Soru: Arava çölü kongresinde, çalışmamızı en iyi şekilde yerine getirmemizi istiyorum. Başarı elde etmek için içselliğimizde nasıl hareket etmeliyiz?

Cevap: Bu zordur. Sürekli bir analiz yürütmek zorundayım. Sorular sormalı ve bu sorulara cevaplar aramalıyım, inişler ve çıkışlar yaşamalıyım. Ve tüm sorunları sadece dostlarla birleşerek çözmeliyim. Bu şekilde, herkes için bir örnek sergilemiş olurum.

Tek başına başarı imkansızdır. Herkes için, birlikte edinilmek zorundadır. Ve bu da, benim sadece ortak arzu ile ilgilenmem anlamına gelir. Önemli olan benim ne hissettiğim değil, bizim ne hissettiğimizdir. Bir şeyin üzerine yükselen ve bir şeyi ifşa eden ben değilim, biz yükseliyoruz ve biz ifşa ediyoruz. Ben hiç yokum, her zaman biz vardır. Bu “çorbanın” içinde yaşamak istiyorum. “Ben” kelimesi, kişinin kendine dair olan algısı geride bırakılmalıdır.

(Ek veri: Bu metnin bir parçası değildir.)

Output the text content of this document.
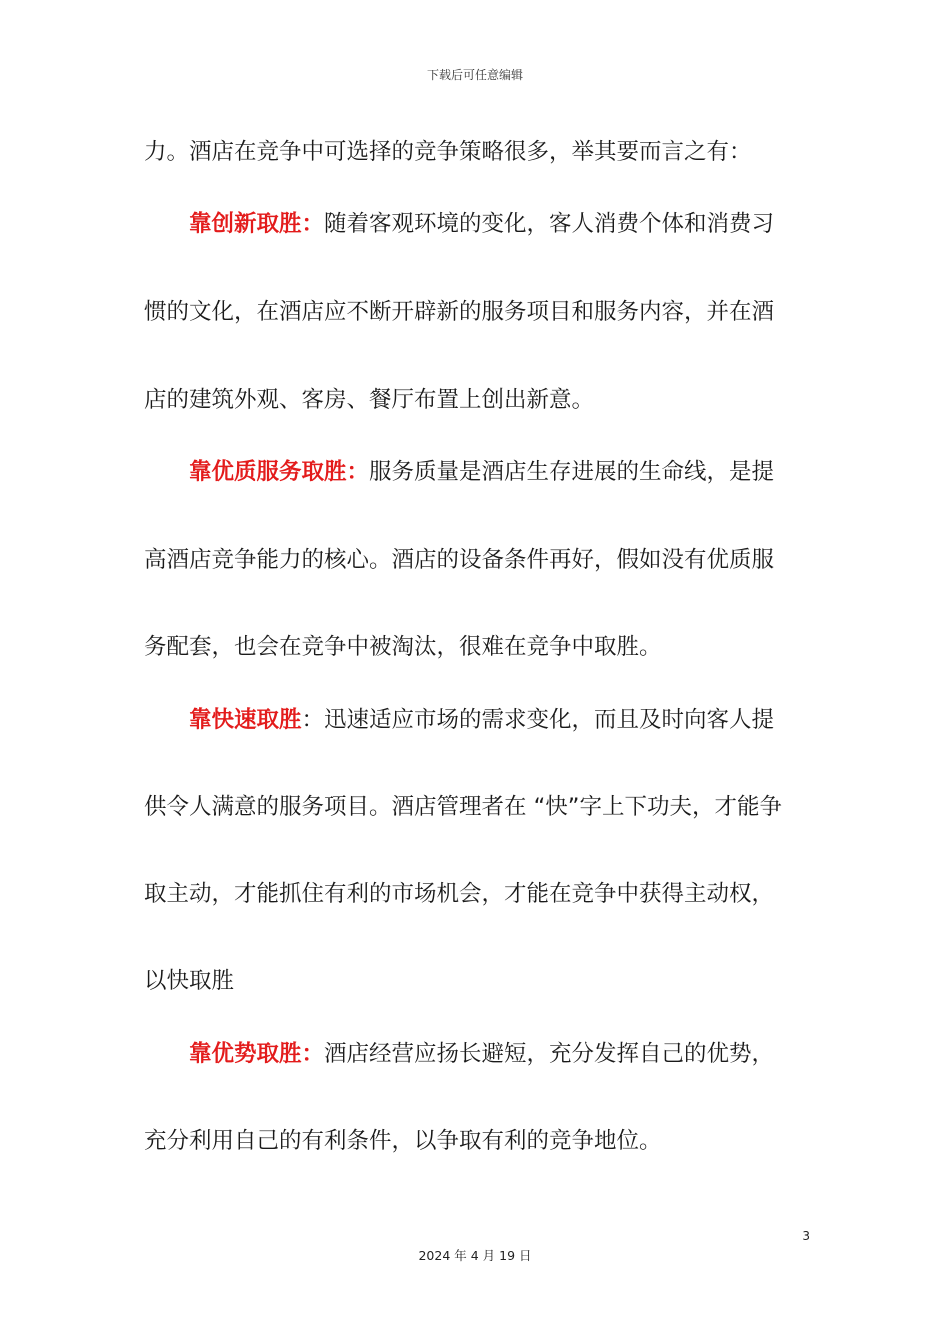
下载后可任意编辑
力。酒店在竞争中可选择的竞争策略很多，举其要而言之有：
靠创新取胜：随着客观环境的变化，客人消费个体和消费习
惯的文化，在酒店应不断开辟新的服务项目和服务内容，并在酒
店的建筑外观、客房、餐厅布置上创出新意。
靠优质服务取胜：服务质量是酒店生存进展的生命线，是提
高酒店竞争能力的核心。酒店的设备条件再好，假如没有优质服
务配套，也会在竞争中被淘汰，很难在竞争中取胜。
靠快速取胜：迅速适应市场的需求变化，而且及时向客人提
供令人满意的服务项目。酒店管理者在 “快”字上下功夫，才能争
取主动，才能抓住有利的市场机会，才能在竞争中获得主动权，
以快取胜
靠优势取胜：酒店经营应扬长避短，充分发挥自己的优势，
充分利用自己的有利条件，以争取有利的竞争地位。
3
2024 年 4 月 19 日
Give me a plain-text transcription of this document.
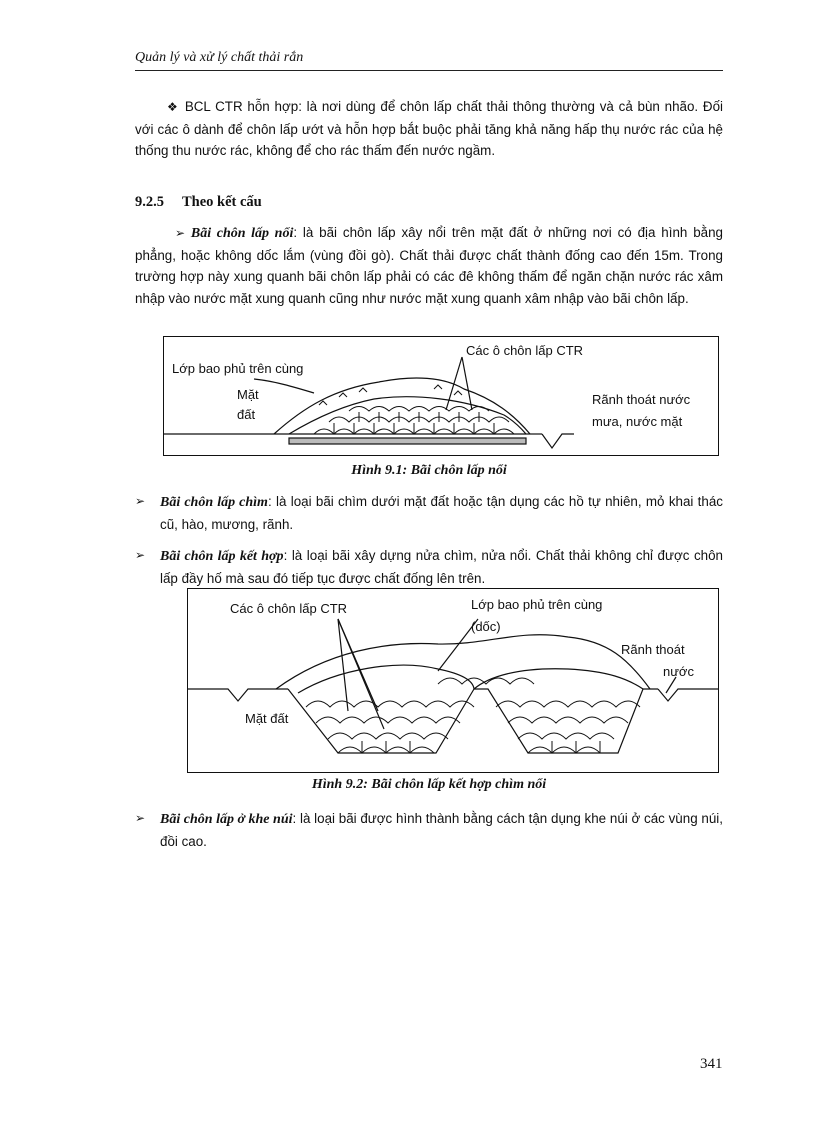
Quản lý và xử lý chất thải rắn
❖ BCL CTR hỗn hợp: là nơi dùng để chôn lấp chất thải thông thường và cả bùn nhão. Đối với các ô dành để chôn lấp ướt và hỗn hợp bắt buộc phải tăng khả năng hấp thụ nước rác của hệ thống thu nước rác, không để cho rác thấm đến nước ngầm.
9.2.5 Theo kết cấu
➢ Bãi chôn lấp nổi: là bãi chôn lấp xây nổi trên mặt đất ở những nơi có địa hình bằng phẳng, hoặc không dốc lắm (vùng đồi gò). Chất thải được chất thành đống cao đến 15m. Trong trường hợp này xung quanh bãi chôn lấp phải có các đê không thấm để ngăn chặn nước rác xâm nhập vào nước mặt xung quanh cũng như nước mặt xung quanh xâm nhập vào bãi chôn lấp.
Lớp bao phủ trên cùng
Các ô chôn lấp CTR
Mặt
đất
Rãnh thoát nước
mưa, nước mặt
Hình 9.1: Bãi chôn lấp nổi
➢ Bãi chôn lấp chìm: là loại bãi chìm dưới mặt đất hoặc tận dụng các hồ tự nhiên, mỏ khai thác cũ, hào, mương, rãnh.
➢ Bãi chôn lấp kết hợp: là loại bãi xây dựng nửa chìm, nửa nổi. Chất thải không chỉ được chôn lấp đầy hố mà sau đó tiếp tục được chất đống lên trên.
Các ô chôn lấp CTR	Lớp bao phủ trên cùng
(dốc)
Rãnh thoát
nước
Mặt đất
Hình 9.2: Bãi chôn lấp kết hợp chìm nổi
➢ Bãi chôn lấp ở khe núi: là loại bãi được hình thành bằng cách tận dụng khe núi ở các vùng núi, đồi cao.
341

Daha da ötesi “biz” sadece bir araya toplanmış dostlar ya da “özel güçler birliği” değildir. Tüm bunlar oyuncaklardır. Realitede “biz” bir ruhtur. Birbirleriyle birleşen parçalara sahip değildir; onun içindeki herkes tek bir bütünde erimiştir, kaynaşmıştır. Bugün olduğumuz şeyle bir ilgisi yoktur. Şimdi yaratılmış olan, yeni bir yaratılıştır.

Sonuçta, şekillendirmek istediğimiz manevi öz daha önce mevcut değildi. Daha önce sadece, buna götüren kırık bir Reşimo vardı. Ve bugün, çabalarımızla, bu aşamada düzeltilmesi gereken fakat bizim iyiliğimiz için bilerek kırılmış olan Nikudim dünyasından bir ruh şekillendirmeye çalışıyoruz.

– 08.02.12 tarihli Günlük Kabala Dersinin dördüncü kısmından alıntıdır, “On Sefirot’un Çalışılmasına Giriş”.